Forgive them, and move on.
Thank you Sophie. I’ve been practicing that and it sure does give that warm feeling toward that person.
Here is something I experienced today and I can’t identify it. I am going back for three days to the town I lived and worked at. I texted all my regular clients who keep in touch with me. One client has been my regular and we had build good friendship, she even cried when I was leaving. So I texted her husband letting him know I am coming to town so they can book massages. He booked a massage with me but said that his wife already booked a massage with someone else. I got this choking feeling that started in my stomach going up to the chest. Still have it as I write this since it just happened. I guess I guess my thinking is that she still has a week to cancel that massage and get a massage from me. I dont know why would I get emotional about it? I dont know if its feeling like she really didn’t care about me that much in a first place and just pretended. I want to see the ugly… Thank you.
This is an excellent question, and I am sure a lot of people will want to hear the answer.
I will use your example: hate.
Hate is the ultimate of non-acceptance.

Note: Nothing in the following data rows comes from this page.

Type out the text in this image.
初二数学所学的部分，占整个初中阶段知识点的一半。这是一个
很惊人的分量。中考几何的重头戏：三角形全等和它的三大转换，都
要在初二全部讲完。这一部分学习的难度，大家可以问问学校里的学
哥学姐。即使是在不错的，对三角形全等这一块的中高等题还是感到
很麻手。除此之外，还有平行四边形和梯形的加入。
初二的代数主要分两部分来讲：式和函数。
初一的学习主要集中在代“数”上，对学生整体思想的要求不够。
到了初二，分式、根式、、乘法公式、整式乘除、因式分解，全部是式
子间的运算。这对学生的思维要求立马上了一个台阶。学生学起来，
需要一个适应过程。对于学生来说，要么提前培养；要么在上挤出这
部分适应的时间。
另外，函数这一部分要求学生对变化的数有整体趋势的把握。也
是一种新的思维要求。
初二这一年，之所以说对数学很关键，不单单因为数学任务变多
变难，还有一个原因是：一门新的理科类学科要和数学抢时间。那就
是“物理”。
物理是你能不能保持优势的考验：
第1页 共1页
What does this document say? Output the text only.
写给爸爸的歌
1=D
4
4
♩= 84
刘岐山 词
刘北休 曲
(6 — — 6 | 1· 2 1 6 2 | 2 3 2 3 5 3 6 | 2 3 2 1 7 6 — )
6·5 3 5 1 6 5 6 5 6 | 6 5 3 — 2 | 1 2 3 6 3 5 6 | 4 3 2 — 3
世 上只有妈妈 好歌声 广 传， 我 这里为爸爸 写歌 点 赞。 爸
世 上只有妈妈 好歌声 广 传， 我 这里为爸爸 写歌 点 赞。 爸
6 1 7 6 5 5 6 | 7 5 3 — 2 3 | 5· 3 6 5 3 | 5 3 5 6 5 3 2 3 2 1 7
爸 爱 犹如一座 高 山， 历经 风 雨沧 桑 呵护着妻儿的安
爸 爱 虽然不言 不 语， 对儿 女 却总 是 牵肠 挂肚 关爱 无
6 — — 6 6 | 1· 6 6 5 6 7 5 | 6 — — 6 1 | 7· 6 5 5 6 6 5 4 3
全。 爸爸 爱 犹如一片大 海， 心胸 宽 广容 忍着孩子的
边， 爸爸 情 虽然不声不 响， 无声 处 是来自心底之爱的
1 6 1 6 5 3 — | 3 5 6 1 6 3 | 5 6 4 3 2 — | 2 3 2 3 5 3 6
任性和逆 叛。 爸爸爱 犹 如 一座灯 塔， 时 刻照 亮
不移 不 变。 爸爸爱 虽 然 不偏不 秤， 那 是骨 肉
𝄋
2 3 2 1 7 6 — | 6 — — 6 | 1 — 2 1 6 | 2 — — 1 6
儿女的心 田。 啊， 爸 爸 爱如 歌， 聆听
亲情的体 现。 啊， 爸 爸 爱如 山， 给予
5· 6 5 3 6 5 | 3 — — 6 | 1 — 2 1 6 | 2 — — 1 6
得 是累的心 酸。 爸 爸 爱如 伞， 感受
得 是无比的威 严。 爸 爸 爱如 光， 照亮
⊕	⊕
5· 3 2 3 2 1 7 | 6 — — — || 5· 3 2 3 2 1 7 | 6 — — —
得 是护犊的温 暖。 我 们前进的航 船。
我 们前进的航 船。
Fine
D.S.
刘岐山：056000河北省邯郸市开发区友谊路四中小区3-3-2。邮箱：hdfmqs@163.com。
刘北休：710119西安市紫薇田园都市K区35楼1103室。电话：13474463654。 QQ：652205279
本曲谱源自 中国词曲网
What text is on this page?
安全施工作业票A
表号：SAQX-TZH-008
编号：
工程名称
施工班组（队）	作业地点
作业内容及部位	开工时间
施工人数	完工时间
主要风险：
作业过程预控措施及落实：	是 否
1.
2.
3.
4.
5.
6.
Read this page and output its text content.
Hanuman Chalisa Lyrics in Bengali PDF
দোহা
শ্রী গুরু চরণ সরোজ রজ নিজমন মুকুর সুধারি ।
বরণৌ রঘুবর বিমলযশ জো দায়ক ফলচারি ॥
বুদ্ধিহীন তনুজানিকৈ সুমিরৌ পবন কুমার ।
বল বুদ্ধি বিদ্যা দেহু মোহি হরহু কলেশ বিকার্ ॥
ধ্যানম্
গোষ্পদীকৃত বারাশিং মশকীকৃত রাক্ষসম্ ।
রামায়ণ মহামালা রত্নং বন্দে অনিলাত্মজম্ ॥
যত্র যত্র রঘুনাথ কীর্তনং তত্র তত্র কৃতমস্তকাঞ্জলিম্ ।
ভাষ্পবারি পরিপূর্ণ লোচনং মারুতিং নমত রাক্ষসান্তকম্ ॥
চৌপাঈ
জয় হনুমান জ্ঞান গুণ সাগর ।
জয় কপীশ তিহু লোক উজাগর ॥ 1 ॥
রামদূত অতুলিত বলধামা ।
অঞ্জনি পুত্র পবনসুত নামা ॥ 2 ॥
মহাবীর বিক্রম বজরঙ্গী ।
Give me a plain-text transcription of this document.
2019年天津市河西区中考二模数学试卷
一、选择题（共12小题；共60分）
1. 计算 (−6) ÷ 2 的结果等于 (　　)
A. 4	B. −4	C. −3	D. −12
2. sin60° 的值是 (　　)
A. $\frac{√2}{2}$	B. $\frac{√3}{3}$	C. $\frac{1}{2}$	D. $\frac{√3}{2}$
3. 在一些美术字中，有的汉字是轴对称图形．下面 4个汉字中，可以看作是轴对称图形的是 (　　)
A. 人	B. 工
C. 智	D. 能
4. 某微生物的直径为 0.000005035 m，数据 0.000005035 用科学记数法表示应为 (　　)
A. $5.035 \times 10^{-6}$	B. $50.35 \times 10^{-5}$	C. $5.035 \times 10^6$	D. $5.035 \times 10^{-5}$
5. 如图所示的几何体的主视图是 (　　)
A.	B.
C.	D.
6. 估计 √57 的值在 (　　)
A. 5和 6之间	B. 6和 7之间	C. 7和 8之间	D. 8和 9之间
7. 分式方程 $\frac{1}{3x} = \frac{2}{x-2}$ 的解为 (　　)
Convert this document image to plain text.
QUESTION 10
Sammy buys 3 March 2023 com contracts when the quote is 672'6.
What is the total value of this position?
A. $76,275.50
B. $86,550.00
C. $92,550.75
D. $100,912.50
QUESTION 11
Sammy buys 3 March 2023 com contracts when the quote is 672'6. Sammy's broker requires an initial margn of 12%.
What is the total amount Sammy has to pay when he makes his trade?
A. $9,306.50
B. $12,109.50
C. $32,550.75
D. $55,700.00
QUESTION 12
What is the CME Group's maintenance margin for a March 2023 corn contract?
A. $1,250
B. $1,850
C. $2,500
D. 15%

It is a stance you take when you are unwilling to see anything in common with the other, when you say: that is not me.
What is lacking is the willingness to see the other as a person.
What I normally do when I have hate is bring compassion to it.
Compassion is when you see that if you were the same gender, the same exact age, had the same parents, the same life experiences, the same education, then you would do exactly what the other is doing, have the same attitude, the same thoughts… exactly.
Bringing that compassion to hate, it becomes warm and fuzzy… understanding, sympathy, maybe even love.
And specifically for you: superiority melts away the same way if you bring compassion to it.
Sophie, I need clarification when you say “If and when you can catch a glimpse, you have the opportunity to unfold the whole, and start to work on it, from that point on.” what do you mean by unfold the whole and start to work on it?
So lets say I saw that there is a hate toward someone and I try to pretend like I care. So I face it and admit that, ok I am hateful and I hate so and so… do I need to find the origin of that hate?
How do I work on it from that point on? Does it mean every time I have that feeling I catch it and admit it?
Fixing would mean to try to stop the ugly so what would correcting mean? If I catch that I am unloving, uncaring, hateful… do I allow my self to be that and how do I correct it?. Thank you.